Mrs. Kadie, I heard about this Mr. Beast video about veggie burgers. I hope that you didn't trick me again.
Mr. Beast: Today we're gonna be eating a hot tender burger.
Mrs. Kadie: OMG he didn't say vegan!
Viewers: HAHAHA we tricked you!
Mrs. Kadie: That's it Mr. Beast, we're gonna pour blood on your face!
Mr. Beast & Chandler: AHHHHHHHHHHHHHHHHHHHHHHHHHHHH!!!!!!!!1!
Why didn’t the Twin Towers like their pizza?
Cause it was plain.
Drop me in Afghanistan with a Dodge Challenger Super Stock, a Mexican named Jose, a 6 pack of Dr. Pepper, a golden SCAR, a pack of chimichangas, and an M4A1, and I'll have the Taliban saying the Pledge of Allegiance in 4 hours.
Quoting the great Jimmy Carr: "When I cook, I make sure there are vegetarian options. They can make do, or they can fuck off."
Ever heard of candies? Candies balls fit in your mouth.
Your forehead so big you got to take Tylenol pills, big like chocolate chip cookies.
Who discovered shrimp were edible?
Probably the same one who invented the blowjob.
When the Two Towers ordered pizza, all they got was plane.
Why is there a 76 button on a bottle of ketchup?
To bring sweet luck.
What's the only thing with 4 legs Asians don't eat? A table.

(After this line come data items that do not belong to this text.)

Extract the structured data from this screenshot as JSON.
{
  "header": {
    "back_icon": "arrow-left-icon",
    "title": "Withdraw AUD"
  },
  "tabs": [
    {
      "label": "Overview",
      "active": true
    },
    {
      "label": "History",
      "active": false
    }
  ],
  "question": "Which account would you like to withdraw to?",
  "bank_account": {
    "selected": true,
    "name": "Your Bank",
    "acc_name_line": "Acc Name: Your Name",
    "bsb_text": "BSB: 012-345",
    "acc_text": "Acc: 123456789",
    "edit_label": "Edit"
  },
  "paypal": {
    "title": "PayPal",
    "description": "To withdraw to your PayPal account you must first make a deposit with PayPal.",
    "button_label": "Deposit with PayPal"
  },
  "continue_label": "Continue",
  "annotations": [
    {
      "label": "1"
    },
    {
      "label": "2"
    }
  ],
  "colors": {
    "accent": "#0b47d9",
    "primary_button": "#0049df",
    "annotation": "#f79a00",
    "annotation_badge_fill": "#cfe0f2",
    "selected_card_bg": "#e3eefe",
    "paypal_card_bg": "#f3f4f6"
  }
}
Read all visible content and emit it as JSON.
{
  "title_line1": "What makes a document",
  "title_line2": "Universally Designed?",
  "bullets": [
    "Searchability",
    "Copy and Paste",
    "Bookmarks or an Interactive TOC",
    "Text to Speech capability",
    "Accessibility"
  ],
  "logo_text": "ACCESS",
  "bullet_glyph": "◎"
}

What is a cannibal's favorite type of pizza?
Domi-nose.
What's the difference between an orphan and an apple?
The apple gets picked.
What’s the difference between anal sex and vegetables? One is cruel to the person getting it in, the other is vegetables.
It's Caesar salad.
U u u u u u I haveggdvk hey apple.
Eating a clock is so time-consuming.
What’s the difference between a fruit and an orphan? One gets chosen :)
What do you call an avocado that got shot? Glockamole.
Little Johnny was playing outside and steps on a honeybee. His dad sees this and says, "I saw what you did and for that, you get no honey for two weeks." Johnny replies, "I don't care, I don't like honey anyway." About fifteen minutes later, Little Johnny is playing with the butterflies and rips the wings off of one. His dad bursts out and says, "I saw that, and for it you get no butter for a month." Little Johnny replies, "I don't care, I don't like butter anyway." Both Little Johnny and his dad go in for dinner. Johnny's mother sees a cockroach on the ground and steps on it. Little Johnny looks and smiles and says, "Do you want to tell her or should I?"